Compilation of the program
The program is written in Fortran 77. Its size is governed by
the parameters (the number between the braces is the value set
in the source code), established in the first line of the program
- MAXMACA {30000} - maximum number of atoms in the macromolecule
- MAXMACR {5000} - maximum number of residues in the macromolecule
- MAXLINES {500000} - maximum number of lines in the log file of a single
ligand
- MAXDOCKSYN {7} - maximum number of docking syntaxes allowed
- MAXMOL {1000000} - maximum number of ligands
- MAXPOSE {15} - maximum number of poses per ligand to extract
from the log files
- MAXLIG {20000} - maximum number of atoms per ligand
- MAXMATCH {01} - maximum number of contacts per ligand;
if contact statistics is generated set it to 30
- MAXGRID {128} - maximum number of grid points in a contact map
(in one dimension)
- MAXNODE {1024} - maximum number of CPUs to use in the parallel mode
- MAXSMIEXTRACT {1024} - maximum number of SMILESstrings to extract
There are some constraints on the parameters:
- MAXMACA > MAXLIG
- MAXMOL > MAXMACA
- 256 > MAXPOSE
- 7*MAXPOSE*MAXMOL > 14*MAXGRID^3
Several of the parameter definitions are repeated in different subroutines.
If any one is changed, all occurrences have to be changed similarly
The program uses several arrays of size MAXMOL*MAXPOSE, dominating the memory
requirement.
It should be compiled at the highest optimization level for maximum speed.

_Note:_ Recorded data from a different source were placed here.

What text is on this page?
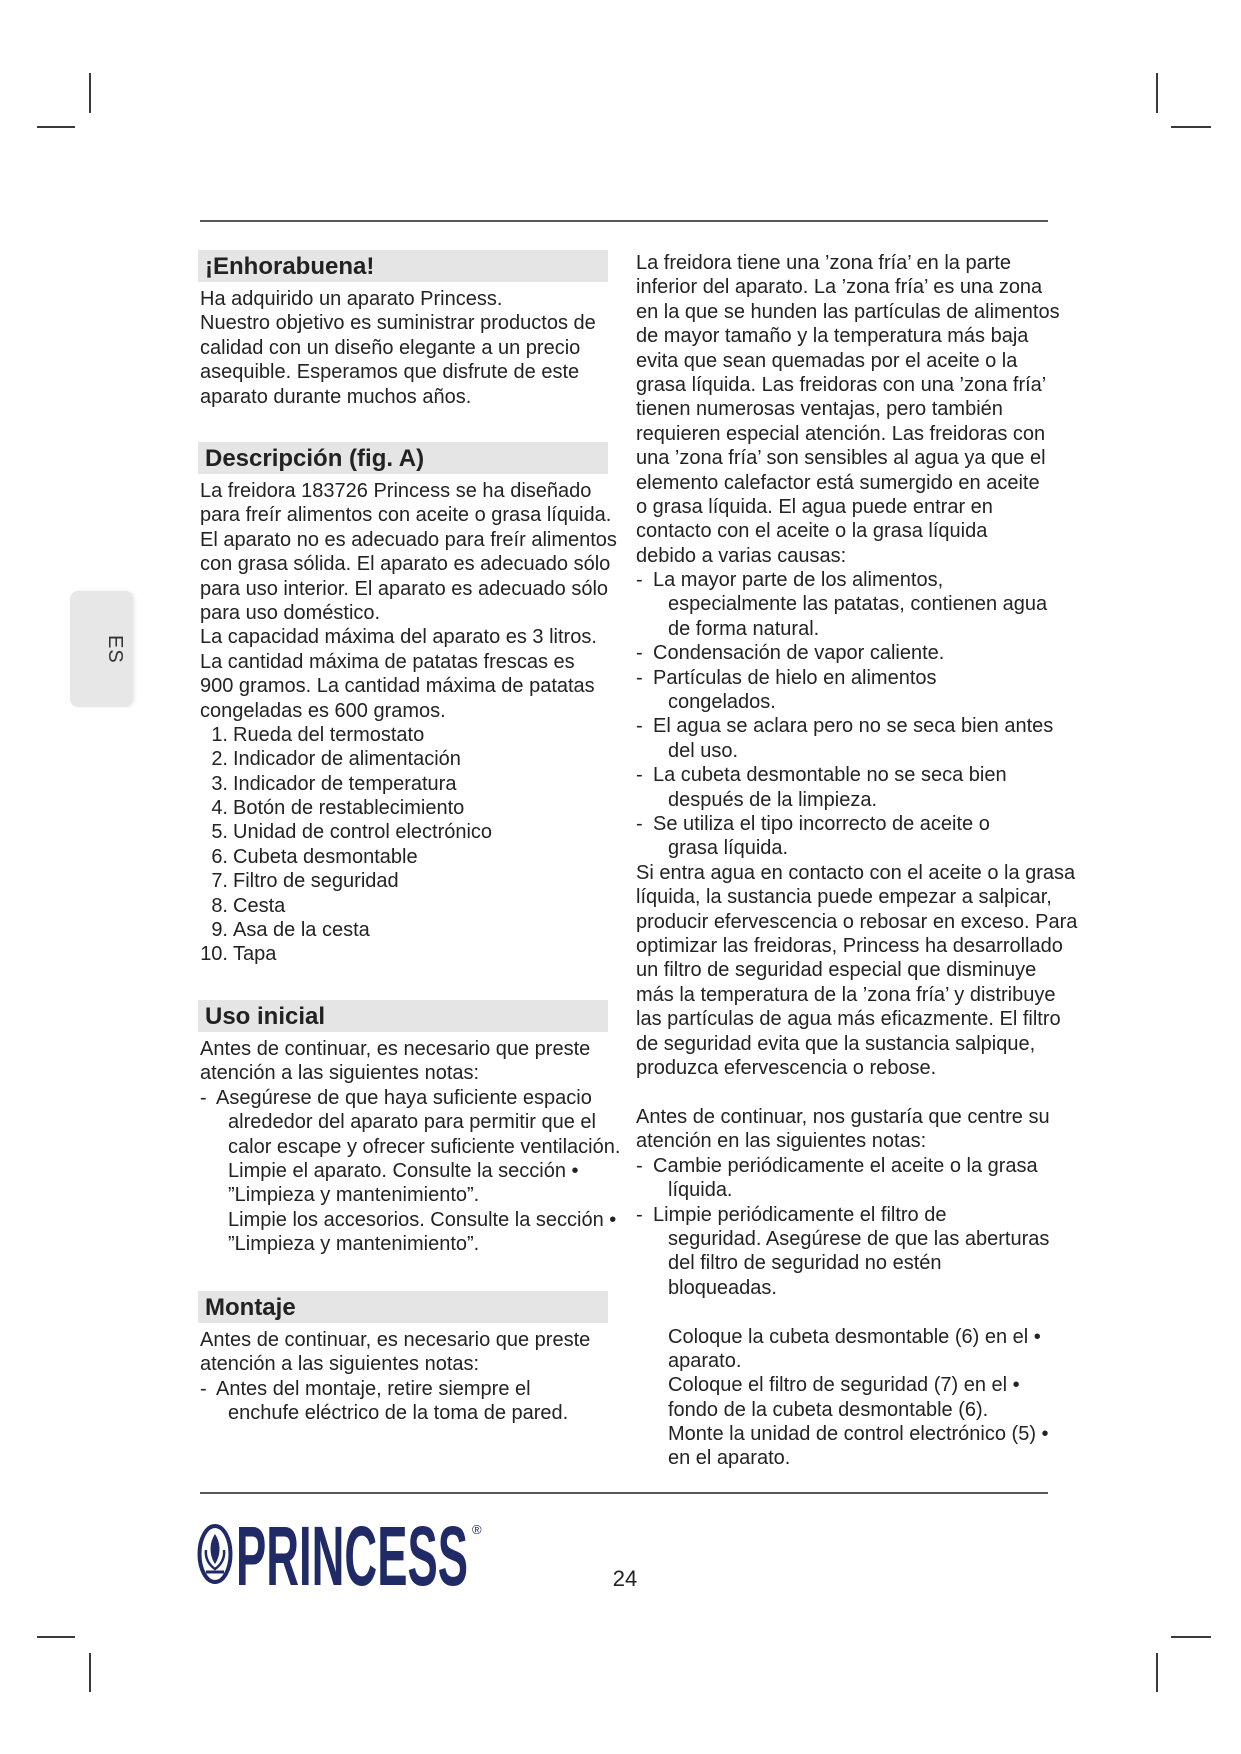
ES
¡Enhorabuena!
Ha adquirido un aparato Princess.
Nuestro objetivo es suministrar productos de
calidad con un diseño elegante a un precio
asequible. Esperamos que disfrute de este
aparato durante muchos años.
Descripción (fig. A)
La freidora 183726 Princess se ha diseñado
para freír alimentos con aceite o grasa líquida.
El aparato no es adecuado para freír alimentos
con grasa sólida. El aparato es adecuado sólo
para uso interior. El aparato es adecuado sólo
para uso doméstico.
La capacidad máxima del aparato es 3 litros.
La cantidad máxima de patatas frescas es
900 gramos. La cantidad máxima de patatas
congeladas es 600 gramos.
1. Rueda del termostato
2. Indicador de alimentación
3. Indicador de temperatura
4. Botón de restablecimiento
5. Unidad de control electrónico
6. Cubeta desmontable
7. Filtro de seguridad
8. Cesta
9. Asa de la cesta
10. Tapa
Uso inicial
Antes de continuar, es necesario que preste
atención a las siguientes notas:
- Asegúrese de que haya suficiente espacio
alrededor del aparato para permitir que el
calor escape y ofrecer suficiente ventilación.
Limpie el aparato. Consulte la sección •
”Limpieza y mantenimiento”.
Limpie los accesorios. Consulte la sección •
”Limpieza y mantenimiento”.
Montaje
Antes de continuar, es necesario que preste
atención a las siguientes notas:
- Antes del montaje, retire siempre el
enchufe eléctrico de la toma de pared.
La freidora tiene una ’zona fría’ en la parte
inferior del aparato. La ’zona fría’ es una zona
en la que se hunden las partículas de alimentos
de mayor tamaño y la temperatura más baja
evita que sean quemadas por el aceite o la
grasa líquida. Las freidoras con una ’zona fría’
tienen numerosas ventajas, pero también
requieren especial atención. Las freidoras con
una ’zona fría’ son sensibles al agua ya que el
elemento calefactor está sumergido en aceite
o grasa líquida. El agua puede entrar en
contacto con el aceite o la grasa líquida
debido a varias causas:
- La mayor parte de los alimentos,
especialmente las patatas, contienen agua
de forma natural.
- Condensación de vapor caliente.
- Partículas de hielo en alimentos
congelados.
- El agua se aclara pero no se seca bien antes
del uso.
- La cubeta desmontable no se seca bien
después de la limpieza.
- Se utiliza el tipo incorrecto de aceite o
grasa líquida.
Si entra agua en contacto con el aceite o la grasa
líquida, la sustancia puede empezar a salpicar,
producir efervescencia o rebosar en exceso. Para
optimizar las freidoras, Princess ha desarrollado
un filtro de seguridad especial que disminuye
más la temperatura de la ’zona fría’ y distribuye
las partículas de agua más eficazmente. El filtro
de seguridad evita que la sustancia salpique,
produzca efervescencia o rebose.
Antes de continuar, nos gustaría que centre su
atención en las siguientes notas:
- Cambie periódicamente el aceite o la grasa
líquida.
- Limpie periódicamente el filtro de
seguridad. Asegúrese de que las aberturas
del filtro de seguridad no estén
bloqueadas.
Coloque la cubeta desmontable (6) en el •
aparato.
Coloque el filtro de seguridad (7) en el •
fondo de la cubeta desmontable (6).
Monte la unidad de control electrónico (5) •
en el aparato.
PRINCESS ®
24
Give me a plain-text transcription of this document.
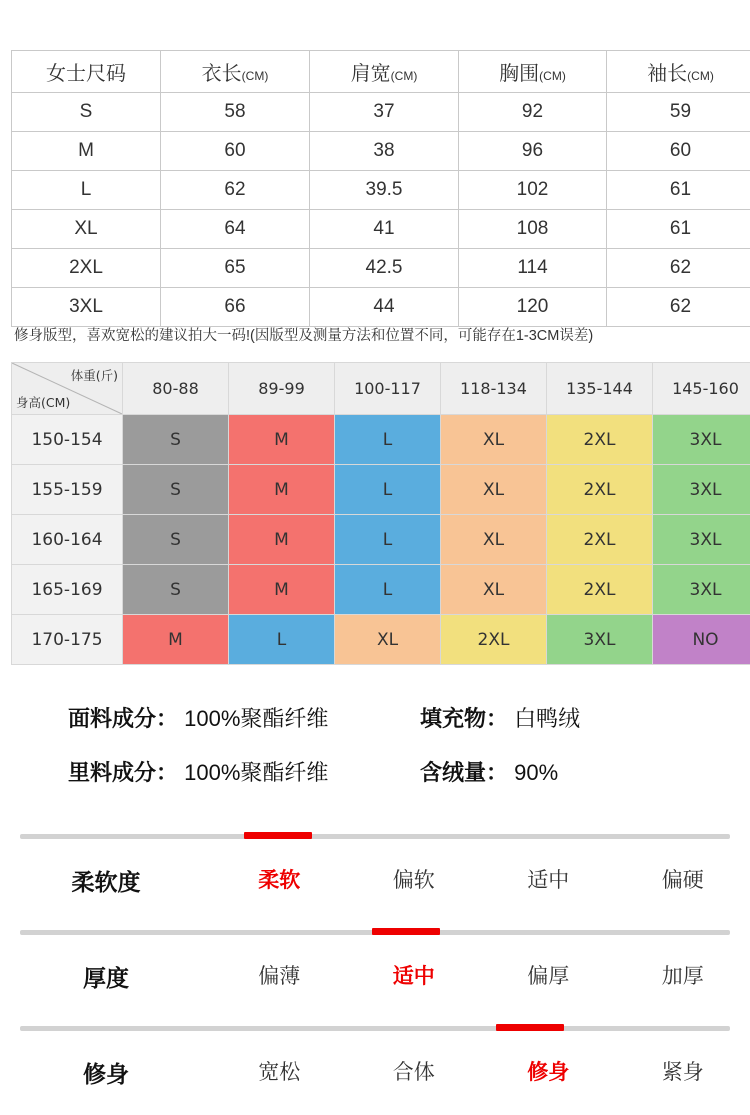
女士尺码	衣长(CM)	肩宽(CM)	胸围(CM)	袖长(CM)
S	58	37	92	59
M	60	38	96	60
L	62	39.5	102	61
XL	64	41	108	61
2XL	65	42.5	114	62
3XL	66	44	120	62
修身版型，喜欢宽松的建议拍大一码!(因版型及测量方法和位置不同，可能存在1-3CM误差)
体重(斤)
身高(CM)	80-88	89-99	100-117	118-134	135-144	145-160
150-154	S	M	L	XL	2XL	3XL
155-159	S	M	L	XL	2XL	3XL
160-164	S	M	L	XL	2XL	3XL
165-169	S	M	L	XL	2XL	3XL
170-175	M	L	XL	2XL	3XL	NO
面料成分： 100%聚酯纤维	填充物： 白鸭绒
里料成分： 100%聚酯纤维	含绒量： 90%
柔软度	柔软	偏软	适中	偏硬
厚度	偏薄	适中	偏厚	加厚
修身	宽松	合体	修身	紧身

For example, using the f77 compiler the compilation can be executed
by
f77 -O4 -o dockres.exe dockres.f
Some compilers fail due to a so-called 'relocation error' when optimizing
at levels higher than one is asked.
When using the Intel Fortran compiler (ifort), adding the compiler directives
-mcmodel=medium -share_intel
solved the problem. With some of the other compiler (but not the GNU compiler)
the compilation key
-fpic was found to solve the problem.
The optional parallelization is using the MPI library.
Note, that this requires running in batch mode,
with the concomittant restrictions.
Furthemore, the parallel version does not work for DOCK or Glide.
To compile Dockres with the parallel code included, first remove the 'C@DM'
string from the source code:
> cat dockres.f | sed 'C@DM'd > dockres_mpi.f
> f77mpi -o dockres -O4 dockres_mpi.f
The name of the MPI-enabled compiler may be different in your system and
additional libraries may also be needed to be invoked.
For parallelized runs, the parameter MAXMOL can be set to less than
the total number of ligands - it should be just large enough to hold
data for Nmolec/NCPU.
In this case, however, the program stops after writing the checkpoint file
and a separate single-CPU run, compiled with the parameter MAXMOL
set large enough to hold all ligands should be used to print/save the results.
This option is useful for distributed memory systems where the
majority of nodes have relatively small memory.
Note that if Fortran-90 is used for one compilation, then it should be used
for the version reading the checkpoint file as well, otherwise
the binary files will be incompatible.